BOISE – An organization representing Idaho well irrigators considers a recent order allowing power companies to shorten contract lengths with certain renewable energy providers good news for rate payers.
Opponents of the new policy, however, fear it will quash future renewable energy development in Idaho.
Under the federal Public Utility Regulatory Policies Act, utilities must purchase any qualifying renewable power. States set contract lengths and determine how to calculate avoided costs – payments for renewable energy based on what utilities would have to invest to generate the equivalent power.
The Idaho Public Utilities Commission’s Aug. 20 order shortens the length of new PURPA contracts for solar and wind projects over 100 kilowatts from 20 years to two years. Shortened contracts also apply to other renewable power sources, such as hydro, over 10 megawatts.
Idaho Power petitioned for shorter contract lengths on Jan. 30, and PacifiCorp and Avista later signed on to the petition.
“We felt if the contract term were kept the same, the rates would be artificially increased before it was needed,” said Eric Olsen, a Pocatello attorney who represented the Idaho Irrigation Pumpers Association as intervenors in the case. “Through shortening of the contract period, I think that will appropriately regulate these types of projects into the future.”
The association hired Ohio energy expert Anthony Yankel, who testified Idaho Power is often forced to use more costly PURPA energy at the expense of its own facilities. The PUC awarded $40,000 toward intervenors’ expenses, funded by the utilities, including about $18,000 for the association.
The utilities reason they update their Integrated Resource Plans every two years, and a shorter contract affords them flexibility to revise rates based on actual market conditions.
Randy Allphin, Idaho Power’s energy contract lead coordinator, said 20-year renewable energy contracts have consistently locked in prices above market rates – a trend his company projected would continue into the future, absent change. Idaho Power anticipates it won’t need additional power capacity until 2025.
“No matter what the price would be that we paid for this PURPA energy, when we don’t have a need for it, it’s a cost that is not appropriate,” Allphin said.
Though there’s been a flood of applications in Idaho to build solar projects prior to the expiration of a federal credit at the end of 2015, Ben Otto, with the Idaho Conservation League, doubts a single project will come to fruition under a two-year contract.
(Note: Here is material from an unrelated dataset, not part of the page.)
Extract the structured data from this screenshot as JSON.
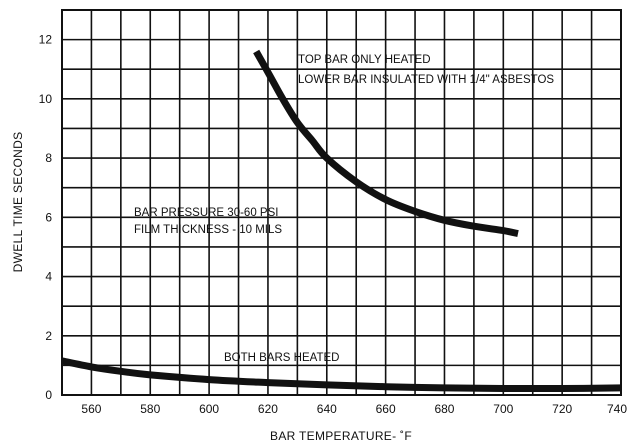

Otto, whose organization intervened against the shorter contracts, said lenders insist they wouldn’t risk approving a project without long-term price assurance.
His organization’s energy expert, Tom Beach, said Idaho’s avoided cost rates are undervalued, if anything. ICL proposed a compromise contract with fixed rates for 10 years, allowing certain adjustments in ensuing years. Otto pointed out customers pay for 20 years or more when utilities build new infrastructure.
In its order, the PUC emphasized utilities are still obligated to purchase renewable power, and PURPA isn’t their only option for acquiring it. The PUC agreed 20-year contracts overestimate costs, and shorter contracts may also benefit renewable power providers if market rates increase.